Meet Thailand's tattoo master
Travelers near and far seek his modern sak yants, or spiritual tattoos.
When Angelina Jolie showed off her first Thai tattoo 15 years ago—five lines of Buddhist blessings running down her back—she raised the country's international status for spiritual tattoos. The artist, Ajarn Noo Kanpai, quickly rose to celebrity status, driving the growth of tattoo tourism to Thailand.
For thousands of years, Thai culture has cherished the spiritual powers of sak yants, mystical tattoos inked by Buddhist monks and masters of magic. Thailand’s warrior king, Naresuan the Great, ruled Siam until 1605 and was rumored to wage wars and declare freedom to the kingdom of Ayutthaya thanks to one source of protection: sak yants.
Originating in Southeast Asia, sak yants (derived from the word yantra, meaning Buddhist psalms and sacred scriptures weaved into geometric designs) were once a way to shield warriors marching into battle, making them invincible against arrows. In modern times, sak yants have morphed into markers of mafia and gangsters, who use the tattoos’ protective blessings to perform acts of crime. “This is why I designed the ha taew, or five rows,” explains sak yant master, Ajarn Noo Kanpai, referring to five rows of Buddhist scripture (found in Jolie’s tattoo), starting the day Buddha was born and ending with his enlightenment. “Ha taew is meant to bring positive and balanced blessings into people's lives.”
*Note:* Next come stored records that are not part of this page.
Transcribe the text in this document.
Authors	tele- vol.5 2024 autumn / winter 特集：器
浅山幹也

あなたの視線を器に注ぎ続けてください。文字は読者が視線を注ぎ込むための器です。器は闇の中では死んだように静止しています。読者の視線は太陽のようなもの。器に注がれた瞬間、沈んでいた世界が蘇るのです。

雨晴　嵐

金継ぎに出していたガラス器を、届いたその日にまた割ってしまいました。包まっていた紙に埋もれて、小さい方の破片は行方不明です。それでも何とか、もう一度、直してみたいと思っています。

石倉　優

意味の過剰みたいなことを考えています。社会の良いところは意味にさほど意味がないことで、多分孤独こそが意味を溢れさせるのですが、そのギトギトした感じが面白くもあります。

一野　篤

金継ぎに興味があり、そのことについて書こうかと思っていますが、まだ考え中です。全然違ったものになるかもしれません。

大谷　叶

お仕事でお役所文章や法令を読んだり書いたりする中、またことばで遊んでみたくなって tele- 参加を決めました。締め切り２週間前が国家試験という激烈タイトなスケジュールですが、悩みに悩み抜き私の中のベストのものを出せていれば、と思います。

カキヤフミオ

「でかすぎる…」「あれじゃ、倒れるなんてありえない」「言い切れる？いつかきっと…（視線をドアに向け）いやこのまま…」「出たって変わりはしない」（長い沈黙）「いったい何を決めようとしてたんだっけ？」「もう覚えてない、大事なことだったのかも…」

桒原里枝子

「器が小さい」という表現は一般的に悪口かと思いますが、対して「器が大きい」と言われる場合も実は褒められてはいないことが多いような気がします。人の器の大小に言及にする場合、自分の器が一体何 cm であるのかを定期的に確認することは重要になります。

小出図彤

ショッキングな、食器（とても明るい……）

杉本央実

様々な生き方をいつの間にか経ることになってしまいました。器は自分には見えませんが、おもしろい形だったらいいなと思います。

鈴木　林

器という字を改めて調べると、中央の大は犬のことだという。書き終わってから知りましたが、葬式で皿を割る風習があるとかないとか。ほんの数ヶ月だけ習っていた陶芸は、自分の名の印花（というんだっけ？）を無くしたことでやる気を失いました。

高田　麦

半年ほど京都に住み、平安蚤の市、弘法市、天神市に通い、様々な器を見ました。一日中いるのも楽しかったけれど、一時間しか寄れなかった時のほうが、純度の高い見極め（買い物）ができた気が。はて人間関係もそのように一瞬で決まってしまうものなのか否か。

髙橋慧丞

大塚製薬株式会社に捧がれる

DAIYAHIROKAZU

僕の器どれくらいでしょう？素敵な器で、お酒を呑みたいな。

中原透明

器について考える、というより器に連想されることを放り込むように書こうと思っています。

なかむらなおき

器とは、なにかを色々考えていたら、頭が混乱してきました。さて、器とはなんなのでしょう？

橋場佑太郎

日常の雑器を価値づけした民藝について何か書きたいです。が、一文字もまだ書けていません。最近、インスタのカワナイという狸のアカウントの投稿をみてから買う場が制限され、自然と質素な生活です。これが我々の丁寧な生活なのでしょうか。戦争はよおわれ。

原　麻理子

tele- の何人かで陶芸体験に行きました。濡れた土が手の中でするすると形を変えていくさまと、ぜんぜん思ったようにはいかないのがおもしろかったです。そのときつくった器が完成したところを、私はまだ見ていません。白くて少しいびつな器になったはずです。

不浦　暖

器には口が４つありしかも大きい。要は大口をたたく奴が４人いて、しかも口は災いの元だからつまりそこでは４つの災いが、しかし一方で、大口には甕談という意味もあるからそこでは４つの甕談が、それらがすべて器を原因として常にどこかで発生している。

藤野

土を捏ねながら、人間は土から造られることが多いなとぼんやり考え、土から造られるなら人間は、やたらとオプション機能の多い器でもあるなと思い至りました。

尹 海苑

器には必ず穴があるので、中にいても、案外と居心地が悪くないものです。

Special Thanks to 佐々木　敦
Noo got into the artform when he was in fourth grade, pouring over the pages of his grandfather’s white magic books. By the time he was a teenager, Noo was practicing ancient Khmer spells, and he used these scripts and Buddhist chants in conjunction with weapons as a leader in a gang. After multiple stabbings during a run-in with a rival gang (in which he’s said to leave sans scars), Noo traded in gang life for monkhood, rising the ranks at a temple in the Nonthaburi Province. When asked to become head of the temple, or “master,” Noo declined because he wanted to continue pursuing sak yant. “Even though I was really young at the time, I already knew sak yant was what I wanted to do with my life,” he says.
Spending years training under monks in temples across Thailand on a self-prescribed pilgrimage, Noo later started his own tattoo samnak, or institute, a two-story shrine sitting 20 miles outside Bangkok. “What you see nowadays from my sak yant art comes from my own ideas and designs that I adapted and created,” he says. “They are my way of sharing my thoughts, beliefs, and values to the world through my art.”
A few “disciples” earned Noo’s trust, and they trained for 10 years under the master to perfect sak yant in traditional bamboo method, piercing skin with a sharpened stick dipped in ink. But the only students he taught the sacred mantras, or incantations, for a “real” sak yant are his sons, Ajarn Joe and Ajarn Jay. “In the past, I would teach anyone who came to me asking for help, but I don't teach anyone how to do sak yants anymore,” Noo says. “There are a lot of people who can do the tattooing, but they don't know the mantras required for the blessings.”
Devotee Angelina Jolie, who now sports three of Noo’s designs (including the foot-long “King of Tigers”), and supermodels like Cara Delevingne helped expose sak yant on a global scale, but it was the tattoo master who popularized a particular type of sak yant—ha taew—that is now the most common form on ink. “Nowadays, when people think about sak yant, they see it for its positive meaning and spiritual blessings,” he says. “I believe that is my biggest impact to sak yant—changing its negative perception, opening up sak yant to all people, and spreading positivity to the world.”